Allocution du Président du Centre Européen d’Etudes Bourguignonnes, Prague, le 19 septembre 2019

Monsieur le doyen de la Faculté des Lettres professeur Michal Pullmann, monsieur le professeur Martin Nejedly, monsieur le conservateur Jan Vojtisek, cher dr. Jaroslaw Svatek, 

Chers membres et amis du Centre Européen d’Etudes Bourguignonnes, liebe Gäste und Geschichtsinteressierte die an unserem jährlichen Treffen teilnehmen, geachte dames en heren,

C’est avec grand plaisir que j’introduis ces « 60ème Rencontres autour des contestations, subversions et altérités aux XIV-XVIème siècles ».

Je me réjouis quant au choix proposé par les organisateurs de ces rencontres.

Tout d’abord parce que la République tchèque et la Belgique sont intimement liés à l’histoire de la prestigieuse Maison de Habsbourg, sans aucun doute la plus prestigieuse de toutes les dynasties européennes, celle qui a régné le plus longtemps et dans des empires où le soleil ne se couchait jamais. En ce qui concerne la Belgique, la Maison de Habsbourg a régné dans nos provinces de 1477 à 1715 pendant la période dite bourguignonne puis espagnole et ensuite de 1715 à 1794 pendant la période dite autrichienne. Pour ce qui est de la Bohême-Moravie, la Maison de Habsbourg y a régné de 1526 à 1918, la Bohême conservant une autonomie jusqu’en 1620.

Ensuite parce que le Centre Européen d’Etudes Bourguignonnes devient de plus en plus européen en continuant à s’ouvrir sur le monde slave, après s’être ouvert sur le monde germanique à Münster puis à Vienne. 

Der zweite Grund meiner Freude ist also, dass wir uns nach der germanischen Welt noch weiter in Richtung Osten geöffnet haben, und zwar mit dieser Veranstaltung in der tchechischen Hauptstadt und der Nominierung von neuen Mitgliedern des europäischen Zentrums für burgundische Studien die aus diesem Teil Europas kommen.

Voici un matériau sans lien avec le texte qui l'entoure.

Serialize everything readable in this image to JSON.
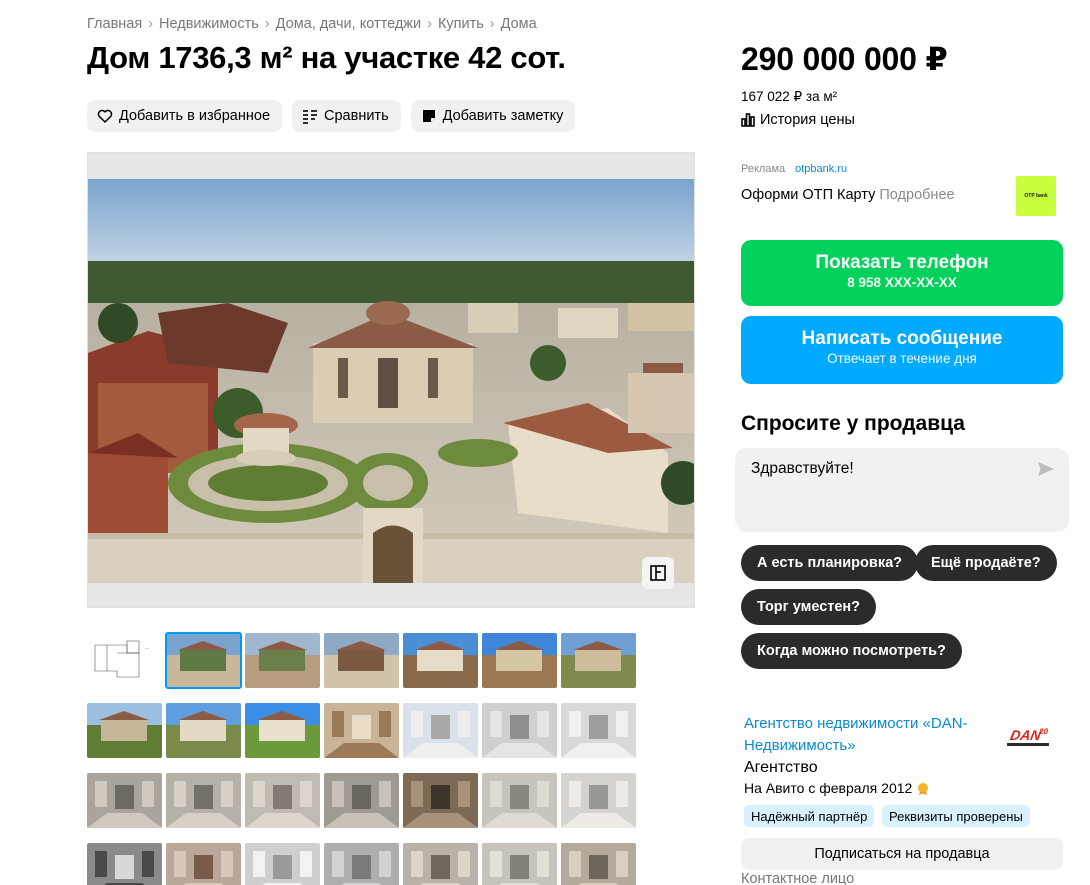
{
  "breadcrumbs": [
    "Главная",
    "Недвижимость",
    "Дома, дачи, коттеджи",
    "Купить",
    "Дома"
  ],
  "breadcrumb_separator": "›",
  "title": "Дом 1736,3 м² на участке 42 сот.",
  "actions": {
    "favorite": "Добавить в избранное",
    "compare": "Сравнить",
    "note": "Добавить заметку"
  },
  "price": {
    "value": "290 000 000 ₽",
    "per_m2": "167 022 ₽ за м²",
    "history": "История цены"
  },
  "ad": {
    "label": "Реклама",
    "domain": "otpbank.ru",
    "text": "Оформи ОТП Карту",
    "more": "Подробнее",
    "logo_text": "OTP bank"
  },
  "contact_buttons": {
    "phone_label": "Показать телефон",
    "phone_number": "8 958 XXX-XX-XX",
    "message_label": "Написать сообщение",
    "message_sub": "Отвечает в течение дня"
  },
  "ask": {
    "title": "Спросите у продавца",
    "input_value": "Здравствуйте!",
    "chips": [
      "А есть планировка?",
      "Ещё продаёте?",
      "Торг уместен?",
      "Когда можно посмотреть?"
    ]
  },
  "seller": {
    "name": "Агентство недвижимости «DAN-Недвижимость»",
    "type": "Агентство",
    "since": "На Авито с февраля 2012",
    "logo_text": "DAN",
    "logo_sup": "20",
    "badges": [
      "Надёжный партнёр",
      "Реквизиты проверены"
    ],
    "subscribe": "Подписаться на продавца",
    "contact_label": "Контактное лицо"
  },
  "gallery": {
    "active_index": 1,
    "thumbnails": [
      "floor-plan",
      "aerial-estate",
      "aerial-village",
      "aerial-estate-close",
      "facade-front",
      "facade-dome",
      "courtyard",
      "house-garden",
      "gazebo-close",
      "gazebo-lawn",
      "interior-dome-ceiling",
      "interior-windows",
      "interior-hall",
      "interior-arches",
      "interior-raw-1",
      "interior-raw-2",
      "interior-raw-3",
      "interior-staircase",
      "interior-doorway",
      "interior-columns",
      "interior-bright",
      "interior-window-arch",
      "interior-room-red",
      "interior-window-tall",
      "interior-hall-2",
      "interior-chandelier",
      "interior-corridor",
      "interior-round-window"
    ]
  },
  "colors": {
    "green": "#02d15c",
    "blue": "#00aaff",
    "link": "#0a8ad1",
    "chip": "#2b2b2b"
  }
}
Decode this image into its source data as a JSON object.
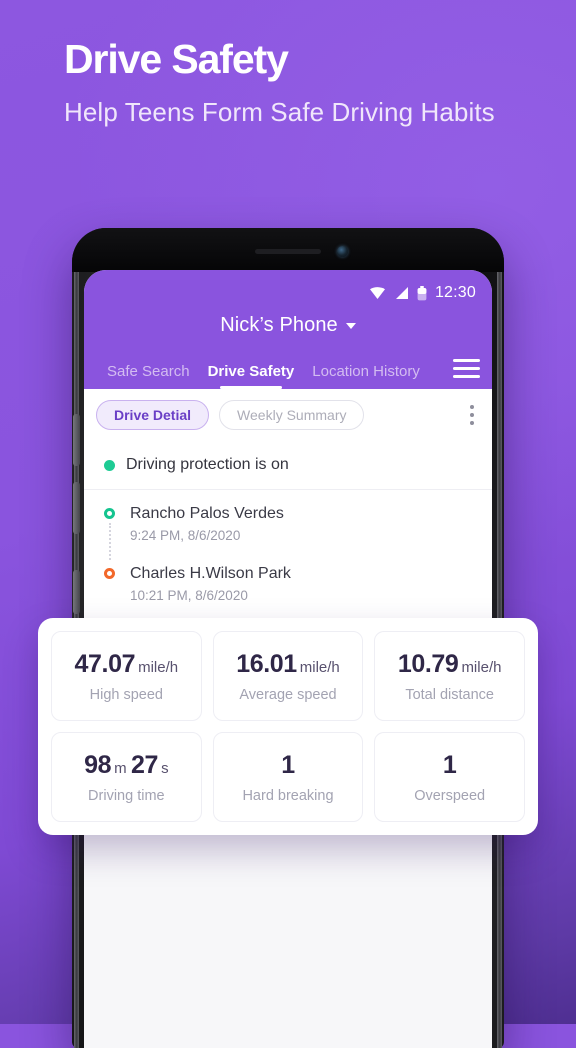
{
  "hero": {
    "title": "Drive Safety",
    "subtitle": "Help Teens Form Safe Driving Habits"
  },
  "colors": {
    "brand_purple": "#8a54de",
    "backdrop_bottom": "#4f2f92",
    "chip_active_text": "#6a3fc6",
    "chip_active_bg": "#f1ebfc",
    "status_on_green": "#1ecb94",
    "marker_start_green": "#14c48f",
    "marker_end_orange": "#f2682a",
    "stat_value": "#2f2747",
    "stat_label": "#a3a3b2"
  },
  "phone": {
    "statusbar": {
      "wifi_icon": "wifi-icon",
      "signal_icon": "cellular-signal-icon",
      "battery_icon": "battery-icon",
      "clock": "12:30"
    },
    "device_selector": {
      "name": "Nick’s Phone",
      "caret_icon": "chevron-down-icon"
    },
    "tabs": [
      {
        "label": "Safe Search",
        "active": false
      },
      {
        "label": "Drive Safety",
        "active": true
      },
      {
        "label": "Location History",
        "active": false
      }
    ],
    "menu_icon": "hamburger-menu-icon",
    "chips": [
      {
        "label": "Drive Detial",
        "active": true
      },
      {
        "label": "Weekly Summary",
        "active": false
      }
    ],
    "overflow_icon": "kebab-menu-icon",
    "protection": {
      "status_text": "Driving protection is on"
    },
    "timeline": [
      {
        "name": "Rancho Palos Verdes",
        "time": "9:24 PM, 8/6/2020",
        "marker": "start-marker-icon"
      },
      {
        "name": "Charles H.Wilson Park",
        "time": "10:21 PM, 8/6/2020",
        "marker": "end-marker-icon"
      }
    ]
  },
  "stats": [
    {
      "value": "47.07",
      "unit": "mile/h",
      "label": "High speed"
    },
    {
      "value": "16.01",
      "unit": "mile/h",
      "label": "Average speed"
    },
    {
      "value": "10.79",
      "unit": "mile/h",
      "label": "Total distance"
    },
    {
      "value": "98",
      "unit": "m",
      "value2": "27",
      "unit2": "s",
      "label": "Driving time"
    },
    {
      "value": "1",
      "unit": "",
      "label": "Hard breaking"
    },
    {
      "value": "1",
      "unit": "",
      "label": "Overspeed"
    }
  ]
}
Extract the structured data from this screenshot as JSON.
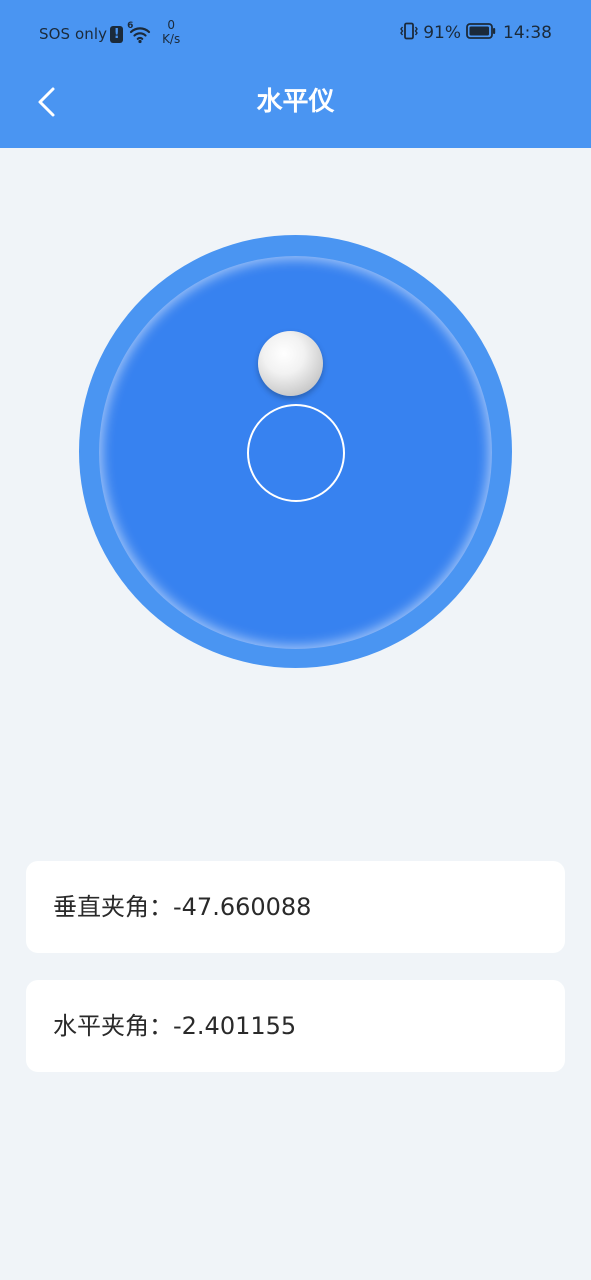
{
  "status_bar": {
    "carrier": "SOS only",
    "alert_badge": "!",
    "wifi_generation": "6",
    "net_speed_value": "0",
    "net_speed_unit": "K/s",
    "battery_percent": "91%",
    "time": "14:38"
  },
  "header": {
    "title": "水平仪",
    "back_icon": "chevron-left-icon",
    "background_color": "#4a95f2"
  },
  "level": {
    "outer_color": "#4a95f2",
    "inner_color": "#3782f0",
    "ring_color": "#ffffff"
  },
  "readings": {
    "vertical": {
      "label": "垂直夹角：",
      "value": "-47.660088"
    },
    "horizontal": {
      "label": "水平夹角：",
      "value": "-2.401155"
    }
  }
}
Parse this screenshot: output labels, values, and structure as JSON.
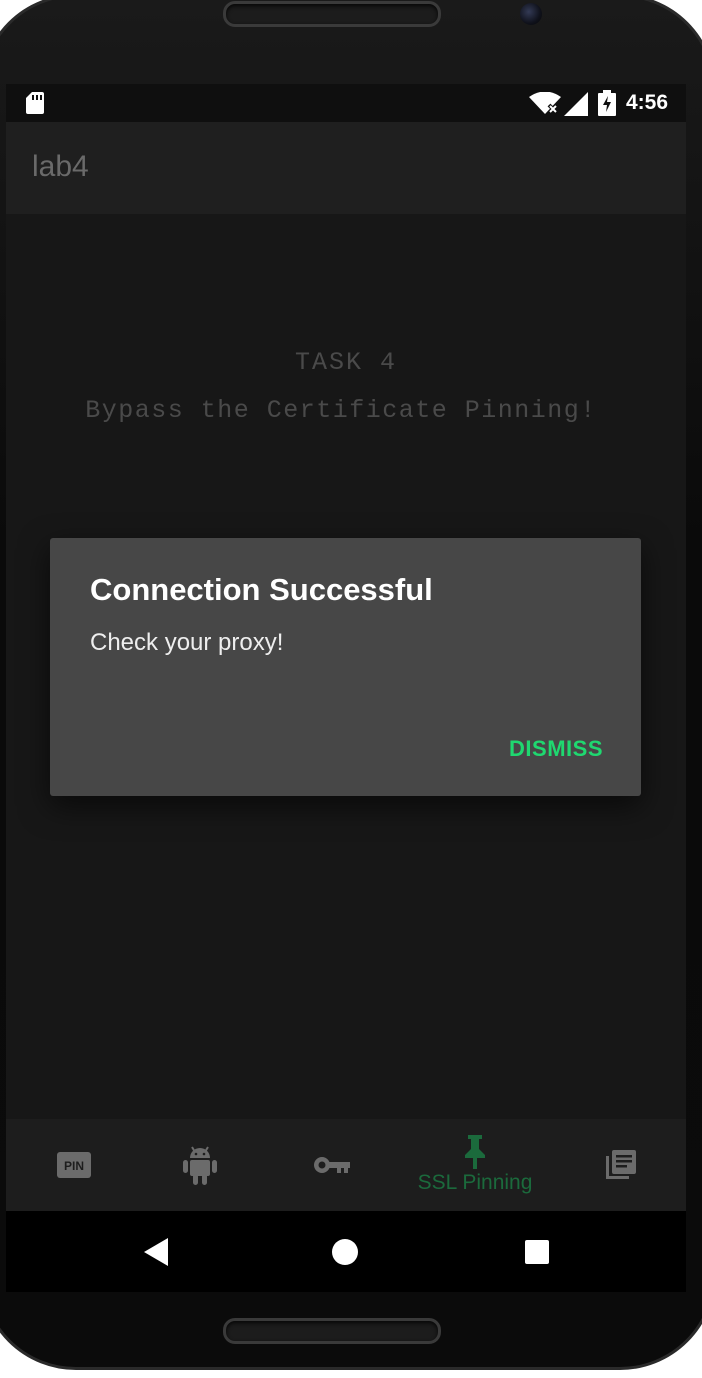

La troisième raison de mon intérêt pour le thème retenu par les organisateurs est une raison familiale.

La Maison d’Arenberg  a également des racines tchèques. 

Tout d’abord, c’est le duc dit duc aveugle car il perdit la vue lors d’un accident de chasse dans le parc d’Enghien en 1775, Louis-Engelbert d’Arenberg qui se réfugie à Krumnau, aujourd’hui Cesky Krumlov (Bohême), chez sa fille Pauline qui avait épousé Joseph de Schwarzenberg après avoir quitté son duché d’Arenberg occupé par la France en 1794. 

Ensuite ce sera son fils aîné, Prosper-Louis. Après son mariage forcé avec Marie-Stéphanie Tascher de la Pagerie, une nièce de l’impératrice Joséphine, Prosper-Louis (1785-1861), 7ème duc d’Arenberg se remaria avec Marie-Ludmille (1798-1868) princesse de Lobkowitz, duchesse de Raudnitz le 26 janvier 1819 à Horzin, près de Prague. 

Les membres de la branche dite belge de la famille descendent de ce mariage.

Son cousin germain, Ernest d’Arenberg (1777-1857), fils unique du comte de La Marck, Auguste d’Arenberg, épousa en premières noces à Stiekna (Bohême) la comtesse Marie-Thérèse de Windisch-Grätz (1774-1841) avant d’épouser à Ödenburg (Hongrie) en secondes noces le 26 septembre 1842 la princesse Sophie d’Auersperg qui était née à Prague (1811-1901). 

Ernest s’installa en Bohême-Moravie et acheta des terres à  Widin et Kokorzin avec l’argent qui provenait de la vente de biens qu’il avait pu récupérer du séquestre français en 1807. Plus tard, il reçut l’Incolat de Bohême, ce qui lui permit de s’intégrer dans la haute noblesse tchèque. Il acheta un hôtel dans la capitale tchèque, rue Narozi Ulice, dans le Novi Mesto, le nouveau quartier de l’époque et  également d’autres propriétés en Styrie (Stadl), à Radein (Slovénie) et en Vénétie (Custozza).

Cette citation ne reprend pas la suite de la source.